Все еще хмурясь, герцог последовал совету Холмса. Я внимательно следил за ним, пока он изучал герб, и теперь пришла моя очередь удивляться. Лицо его изменилось. По тонким губам скользнуло подобие улыбки, глаза блеснули, и он уставился на футляр с выражением, которое я бы охарактеризовал как глубокое удовлетворение, почти триумф. Но это выражение столь же быстро исчезло.
Я перевел взгляд на Холмса, поскольку понимал, что такая реакция и от него не ускользнула. Но его проницательные глаза были прикрыты веками, а знакомое лицо превратилось в маску.
— Теперь вы получили ответ на свой вопрос, ваша светлость, — сказал Холмс.
— Конечно, — небрежно ответил герцог, словно отбрасывая этот инцидент, как совершенно несущественный. — Этот предмет принадлежит не мне.
— Может быть, в таком случае ваша светлость укажет нам его владельца?
— Думаю, это мой сын. Вне всяких сомнений, эта вещь принадлежала Майклу.

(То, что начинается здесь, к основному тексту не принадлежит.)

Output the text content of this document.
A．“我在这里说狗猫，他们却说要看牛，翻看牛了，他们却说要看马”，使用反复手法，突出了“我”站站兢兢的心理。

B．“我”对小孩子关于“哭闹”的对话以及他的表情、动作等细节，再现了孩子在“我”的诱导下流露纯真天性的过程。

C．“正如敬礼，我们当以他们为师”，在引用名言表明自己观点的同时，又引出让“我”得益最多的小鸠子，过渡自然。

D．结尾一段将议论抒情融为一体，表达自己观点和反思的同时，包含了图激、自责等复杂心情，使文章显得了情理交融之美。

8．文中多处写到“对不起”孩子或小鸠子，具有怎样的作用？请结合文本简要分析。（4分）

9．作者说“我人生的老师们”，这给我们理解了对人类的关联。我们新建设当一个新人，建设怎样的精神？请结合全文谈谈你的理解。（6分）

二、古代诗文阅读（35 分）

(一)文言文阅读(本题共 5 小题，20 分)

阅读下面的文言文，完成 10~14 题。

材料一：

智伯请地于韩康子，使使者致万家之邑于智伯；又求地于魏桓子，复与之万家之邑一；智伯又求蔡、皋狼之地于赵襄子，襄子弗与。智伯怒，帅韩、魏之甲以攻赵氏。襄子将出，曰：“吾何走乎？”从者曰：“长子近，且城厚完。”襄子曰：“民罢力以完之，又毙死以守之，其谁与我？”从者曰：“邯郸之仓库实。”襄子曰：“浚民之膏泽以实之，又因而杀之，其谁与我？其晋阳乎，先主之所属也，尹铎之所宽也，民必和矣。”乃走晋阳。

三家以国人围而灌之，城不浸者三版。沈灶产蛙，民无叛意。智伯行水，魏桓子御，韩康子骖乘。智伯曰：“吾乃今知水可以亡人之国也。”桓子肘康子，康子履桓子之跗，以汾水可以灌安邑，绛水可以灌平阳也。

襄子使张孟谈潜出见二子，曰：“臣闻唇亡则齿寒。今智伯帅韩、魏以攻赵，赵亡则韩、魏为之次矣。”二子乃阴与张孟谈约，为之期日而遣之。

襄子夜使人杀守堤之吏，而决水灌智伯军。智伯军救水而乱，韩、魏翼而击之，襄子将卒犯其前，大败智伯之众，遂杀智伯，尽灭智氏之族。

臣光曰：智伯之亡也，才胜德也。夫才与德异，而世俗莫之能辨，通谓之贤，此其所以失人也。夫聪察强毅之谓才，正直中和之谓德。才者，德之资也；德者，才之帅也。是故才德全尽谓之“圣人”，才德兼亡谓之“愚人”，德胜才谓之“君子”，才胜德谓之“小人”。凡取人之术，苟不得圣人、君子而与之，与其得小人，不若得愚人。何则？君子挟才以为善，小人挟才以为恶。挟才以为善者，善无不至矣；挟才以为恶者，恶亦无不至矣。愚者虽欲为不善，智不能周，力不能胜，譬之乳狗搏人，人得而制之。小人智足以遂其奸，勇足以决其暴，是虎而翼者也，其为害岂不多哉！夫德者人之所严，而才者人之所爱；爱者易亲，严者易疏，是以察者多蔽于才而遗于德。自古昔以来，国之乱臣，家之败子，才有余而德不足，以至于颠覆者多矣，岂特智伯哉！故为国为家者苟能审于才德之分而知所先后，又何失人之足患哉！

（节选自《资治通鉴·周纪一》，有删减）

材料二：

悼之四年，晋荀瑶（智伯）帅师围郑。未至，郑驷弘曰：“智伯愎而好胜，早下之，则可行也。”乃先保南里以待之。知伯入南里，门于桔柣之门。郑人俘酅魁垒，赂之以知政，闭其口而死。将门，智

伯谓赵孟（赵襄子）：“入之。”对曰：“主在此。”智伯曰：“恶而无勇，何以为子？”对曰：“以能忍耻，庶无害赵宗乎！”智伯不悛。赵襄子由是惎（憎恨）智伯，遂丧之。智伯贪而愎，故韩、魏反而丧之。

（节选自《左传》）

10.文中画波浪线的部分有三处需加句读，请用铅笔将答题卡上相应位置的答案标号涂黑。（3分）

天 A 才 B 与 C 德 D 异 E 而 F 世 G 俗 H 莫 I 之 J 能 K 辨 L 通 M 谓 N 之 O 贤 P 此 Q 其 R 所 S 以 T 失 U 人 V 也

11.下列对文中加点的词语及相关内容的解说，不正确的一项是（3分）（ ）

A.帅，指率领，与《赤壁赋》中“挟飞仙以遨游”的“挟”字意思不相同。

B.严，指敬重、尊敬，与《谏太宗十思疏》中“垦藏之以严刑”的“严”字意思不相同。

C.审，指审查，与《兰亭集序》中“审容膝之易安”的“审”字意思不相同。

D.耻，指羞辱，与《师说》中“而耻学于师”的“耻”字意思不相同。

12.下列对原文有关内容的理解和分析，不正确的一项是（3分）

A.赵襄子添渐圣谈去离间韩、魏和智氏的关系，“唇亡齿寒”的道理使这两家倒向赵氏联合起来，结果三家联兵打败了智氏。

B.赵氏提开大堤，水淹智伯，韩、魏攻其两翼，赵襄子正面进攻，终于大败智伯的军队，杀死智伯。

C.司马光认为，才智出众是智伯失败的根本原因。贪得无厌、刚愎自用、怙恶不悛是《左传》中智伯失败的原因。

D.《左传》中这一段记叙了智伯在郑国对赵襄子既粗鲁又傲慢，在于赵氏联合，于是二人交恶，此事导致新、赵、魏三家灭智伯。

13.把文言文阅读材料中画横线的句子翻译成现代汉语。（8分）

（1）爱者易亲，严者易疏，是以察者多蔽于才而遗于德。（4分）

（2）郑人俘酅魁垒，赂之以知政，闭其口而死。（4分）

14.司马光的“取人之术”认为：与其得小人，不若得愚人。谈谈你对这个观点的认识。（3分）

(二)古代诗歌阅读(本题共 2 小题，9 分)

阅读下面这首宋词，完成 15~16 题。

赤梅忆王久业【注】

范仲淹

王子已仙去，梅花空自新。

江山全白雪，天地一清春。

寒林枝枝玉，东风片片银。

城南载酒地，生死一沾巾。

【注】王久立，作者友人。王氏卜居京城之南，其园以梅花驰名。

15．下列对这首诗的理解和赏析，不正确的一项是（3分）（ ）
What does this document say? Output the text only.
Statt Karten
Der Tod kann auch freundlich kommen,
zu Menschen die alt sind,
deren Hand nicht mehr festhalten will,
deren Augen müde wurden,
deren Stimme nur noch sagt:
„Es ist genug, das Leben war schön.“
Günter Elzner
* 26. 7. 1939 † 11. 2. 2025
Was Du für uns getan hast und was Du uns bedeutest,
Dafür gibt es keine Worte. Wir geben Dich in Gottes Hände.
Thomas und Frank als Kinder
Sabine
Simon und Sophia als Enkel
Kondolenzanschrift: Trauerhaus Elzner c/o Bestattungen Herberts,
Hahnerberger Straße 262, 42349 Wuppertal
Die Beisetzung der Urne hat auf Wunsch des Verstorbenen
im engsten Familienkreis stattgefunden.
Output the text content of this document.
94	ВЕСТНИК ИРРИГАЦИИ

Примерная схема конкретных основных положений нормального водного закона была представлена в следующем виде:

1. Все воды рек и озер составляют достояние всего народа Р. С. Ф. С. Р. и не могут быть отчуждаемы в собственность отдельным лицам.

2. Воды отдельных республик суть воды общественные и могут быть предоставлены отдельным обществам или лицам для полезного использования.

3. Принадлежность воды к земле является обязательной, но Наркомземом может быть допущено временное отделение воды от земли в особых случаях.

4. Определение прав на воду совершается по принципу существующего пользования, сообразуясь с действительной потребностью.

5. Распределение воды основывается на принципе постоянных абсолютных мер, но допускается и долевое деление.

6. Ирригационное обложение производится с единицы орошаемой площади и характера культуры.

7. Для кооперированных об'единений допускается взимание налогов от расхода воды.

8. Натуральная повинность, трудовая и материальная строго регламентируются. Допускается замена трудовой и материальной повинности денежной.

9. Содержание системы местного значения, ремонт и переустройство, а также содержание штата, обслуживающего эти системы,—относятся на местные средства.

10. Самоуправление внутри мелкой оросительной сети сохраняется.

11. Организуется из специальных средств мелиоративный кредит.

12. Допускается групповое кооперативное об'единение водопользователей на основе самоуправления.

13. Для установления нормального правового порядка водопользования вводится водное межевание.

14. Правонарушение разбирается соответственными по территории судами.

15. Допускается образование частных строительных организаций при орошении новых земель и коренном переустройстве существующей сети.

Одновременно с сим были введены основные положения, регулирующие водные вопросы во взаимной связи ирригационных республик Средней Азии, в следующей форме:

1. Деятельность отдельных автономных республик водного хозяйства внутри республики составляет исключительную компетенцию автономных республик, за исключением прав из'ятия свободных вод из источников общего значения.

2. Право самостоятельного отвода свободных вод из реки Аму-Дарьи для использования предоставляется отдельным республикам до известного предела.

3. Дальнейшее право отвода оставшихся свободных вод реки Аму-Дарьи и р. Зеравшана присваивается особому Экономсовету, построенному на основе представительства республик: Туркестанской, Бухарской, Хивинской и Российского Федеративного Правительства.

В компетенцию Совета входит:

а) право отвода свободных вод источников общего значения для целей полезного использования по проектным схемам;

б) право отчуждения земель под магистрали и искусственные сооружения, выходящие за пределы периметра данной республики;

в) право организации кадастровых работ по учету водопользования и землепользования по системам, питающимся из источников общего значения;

— Она поступила из лондонского ломбарда.
Герцог скривил губы в жестокой и презрительной усмешке:
— В чем я и не сомневался.
— И если вы дадите адрес своего сына…
— Сын, которого я имел в виду, мистер Холмс, умер. Мой младший, сэр.
— Мне искренне жаль, ваша светлость. Его унесла болезнь?
— И очень серьезная. Вот уже шесть месяцев, как он умер.
Ударение, с которым он произнес слово «умер», как-то странно поразило меня.
— Ваш сын был врачом? — поинтересовался я.
— Он изучал эту профессию, но ему не повезло, как не везло во всем. А теперь он мертв.
Снова это странное ударение. Я посмотрел на Холмса, но, похоже, его больше занимала мебель в замке: сцепив за спиной тонкие сильные руки, он блуждал взглядом по комнате-склепу.
Герцог Ширский протянул футляр:
— Возвращаю вам, поскольку это не мое, сэр. А теперь извините меня, я должен подготовиться к поездке.
Меня удивило поведение Холмса — он безропотно воспринял высокомерие герцога! А у Холмса не было привычки позволять людям наступать ему на ногу подкованными сапогами. Мой друг почтительно поклонился со словами:
— Не смеем больше вас задерживать, ваша светлость.
Герцог остался груб до конца — он даже не притронулся к шнуру колокольчика, чтобы вызвать дворецкого, и нам пришлось самим искать выход под прицелом его взгляда.